The StickerTalk Explores St. Patrick’s Day
A day dedicated to Ireland’s vibrant culture, it comes as no surprise that St. Patrick’s Day is celebrated by a wide variety of other nations. While most people are moderately familiar with the holiday’s quirky traditions, St. Patrick’s Day customs are deeply rooted in Irish religion and convention. In this biweekly addition of The StickerTalk, we have sifted through the yellowed pages of history to present a concise examination of the traditions and beliefs behind St. Patrick’s Day.
- Why do we celebrate St. Patrick’s Day?
As its name implies, this holiday honors St. Patrick, the patron saint of Ireland. St. Patrick is credited with popularizing Christianity in Ireland, essentially abolishing the pagan lifestyle of the native Irish people.
- Why do people wear green on St. Patrick’s Day?

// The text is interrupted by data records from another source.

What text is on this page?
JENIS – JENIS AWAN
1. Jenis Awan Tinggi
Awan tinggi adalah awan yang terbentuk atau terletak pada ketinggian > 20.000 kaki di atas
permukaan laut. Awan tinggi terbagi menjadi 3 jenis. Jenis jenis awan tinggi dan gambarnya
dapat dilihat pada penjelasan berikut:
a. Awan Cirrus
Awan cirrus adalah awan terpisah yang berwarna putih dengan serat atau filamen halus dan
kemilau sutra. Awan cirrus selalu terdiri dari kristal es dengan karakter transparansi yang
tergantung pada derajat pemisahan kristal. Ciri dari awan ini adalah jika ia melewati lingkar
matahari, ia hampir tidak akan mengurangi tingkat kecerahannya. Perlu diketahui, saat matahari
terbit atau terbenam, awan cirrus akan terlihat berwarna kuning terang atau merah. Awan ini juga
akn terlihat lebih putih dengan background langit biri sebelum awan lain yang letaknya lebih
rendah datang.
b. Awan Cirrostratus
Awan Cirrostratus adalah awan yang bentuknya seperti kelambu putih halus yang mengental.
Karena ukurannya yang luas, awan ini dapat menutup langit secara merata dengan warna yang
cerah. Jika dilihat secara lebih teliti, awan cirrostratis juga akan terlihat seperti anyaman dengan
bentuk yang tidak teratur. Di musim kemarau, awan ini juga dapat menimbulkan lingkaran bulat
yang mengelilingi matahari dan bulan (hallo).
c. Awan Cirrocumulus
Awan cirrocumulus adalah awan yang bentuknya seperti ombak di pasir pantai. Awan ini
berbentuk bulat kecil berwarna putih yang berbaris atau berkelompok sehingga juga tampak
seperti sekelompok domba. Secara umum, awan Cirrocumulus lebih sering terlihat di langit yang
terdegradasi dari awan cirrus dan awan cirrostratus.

Oddly, blue was the first color to be associated with St. Patrick. However, as the saint became an easily recognizable symbol of the Emerald Isle, green soon became the “official” color of the holiday. St. Patrick’s use of the shamrock to explain the Trinity may have also contributed to the use of green to represent this celebration.
- What foods are traditionally eaten on St. Patrick’s Day?
Corned beef and cabbage typically appear on reveler’s plates on St. Patrick’s Day. Irish bacon was originally consumed on this holiday, but impoverished Irish immigrants found corned beef to be an affordable and tasty substitute.